Stirling is one of those regions central Scotland specialises in. it provides a taste of both lowlands and Highlands; has a staggering share of landmark battlegrounds; is peppered with castles and tales of legendary figures; and contains a slice of natural beauty that will literally leave you gasping. And all that packed cheek by jowl into such a small and delightful area.
The capital, also named Stirling, controlled the main route into the Highlands and its strategic location meant it was the stage for some of Scotland’s crucial battles of independence against the repressive English. The region was home to Rob Roy, and the legendary exploits of this champion of the poor sill echo around the southern border of the Highlands.
The region has lured walkers and climbers since Victorian times, and the forests and wildlife in this unique environment are protected as part of the Loch Lomond & the Trossachs National Park.
Stirling lies at one of Scotland’s most strategic sites and has been at the heart of many conflicts. There’s a hustle and bustle on the streets and footpaths during the day, but at night it all disappears and a twilight walk of the old town can be magical. In the right light and away from the buss of the centre, there’s something a bit fairy-tale-like about Stirling. For visitors the city rivals Edinburgh for historical attractions and the atmosphere of its old town.
Replete with winding cobblestone streets, the old town clings to the slopes beneath the castle and the fascinating remnants divulge tales of Stirling’s historical development, stretching over a 500 year period. Another parallel with Edinburgh is the magnificent castle, perched high on a rocky outcrop gazing over the city.
Stirling Castle & Argyll’s Lodging
Hold Stirling and you control the whole country. This simple strategy has ensured that a castle has existed here since prehistoric times. The superb views it commands mean you cannot help but drawing parallels with Edinburgh Castle – but Stirling is better. Location, architecture and historical significance combine to make it one of the grandest of all Scottish castles.

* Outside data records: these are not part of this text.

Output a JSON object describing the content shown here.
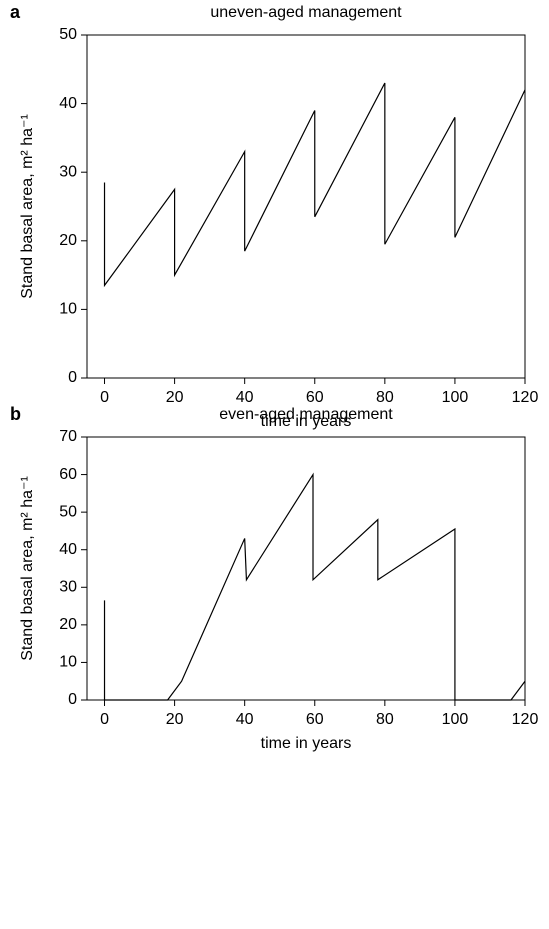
{
  "chart_data": [
    {
      "type": "line",
      "panel": "a",
      "title": "uneven-aged management",
      "xlabel": "time in years",
      "ylabel": "Stand basal area, m² ha⁻¹",
      "x": [
        0,
        0,
        20,
        20,
        40,
        40,
        60,
        60,
        80,
        80,
        100,
        100,
        120
      ],
      "series": [
        {
          "color": "#000000",
          "values": [
            28.5,
            13.5,
            27.5,
            15,
            33,
            18.5,
            39,
            23.5,
            43,
            19.5,
            38,
            20.5,
            42
          ]
        }
      ],
      "xlim": [
        -5,
        120
      ],
      "xticks": [
        0,
        20,
        40,
        60,
        80,
        100,
        120
      ],
      "ylim": [
        0,
        50
      ],
      "yticks": [
        0,
        10,
        20,
        30,
        40,
        50
      ]
    },
    {
      "type": "line",
      "panel": "b",
      "title": "even-aged management",
      "xlabel": "time in years",
      "ylabel": "Stand basal area, m² ha⁻¹",
      "x": [
        0,
        0,
        18,
        22,
        40,
        40.5,
        59.5,
        59.5,
        78,
        78,
        100,
        100,
        116,
        120
      ],
      "series": [
        {
          "color": "#000000",
          "values": [
            26.5,
            0,
            0,
            5,
            43,
            32,
            60,
            32,
            48,
            32,
            45.5,
            0,
            0,
            5
          ]
        }
      ],
      "xlim": [
        -5,
        120
      ],
      "xticks": [
        0,
        20,
        40,
        60,
        80,
        100,
        120
      ],
      "ylim": [
        0,
        70
      ],
      "yticks": [
        0,
        10,
        20,
        30,
        40,
        50,
        60,
        70
      ]
    }
  ]
}
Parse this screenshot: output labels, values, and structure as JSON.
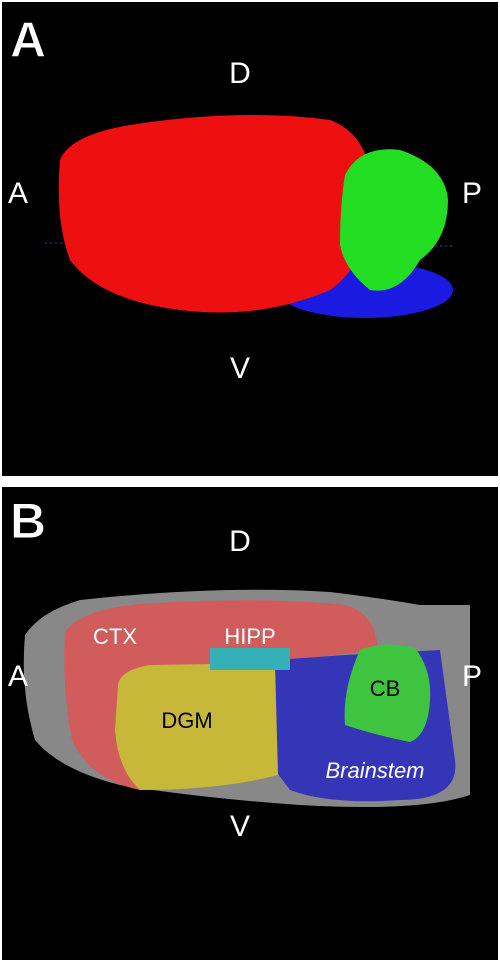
{
  "panels": [
    {
      "label": "A",
      "top": "D",
      "bottom": "V",
      "left": "A",
      "right": "P"
    },
    {
      "label": "B",
      "top": "D",
      "bottom": "V",
      "left": "A",
      "right": "P",
      "regions": [
        "CTX",
        "HIPP",
        "DGM",
        "CB",
        "Brainstem"
      ]
    }
  ]
}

There has been a fortress of some kind here for several thousand years, but the current building dates from the late 14th to the 16th century, when it was a residence of the Stuart monarchs. The Great Hall and Gatehouse were built by James IV; observe the hammer-beam roof and huge fireplaces in the largest medieval hall in Scotland and the result of 35 years’ worth of restoration.
The spectacular palace was constructed in the region of James V (1513-42); however, the Royal Lodgings may be temporarily closed to visitors as they are part of the last phase of the castle’s massive restoration project.
James VI (r 1567-1625) remodelled the Chapel Royal and was he last king of Scots to live here.
In the King’s Old Building is the museum of the Argyll & Sutherland Highlanders, which traces the history of this famous regiment from 1794 to the present day. It has a great collection of ornately decorated dirks (daggers).
Stirling and its spectacular castle are a must see attraction on your tours of Scotland.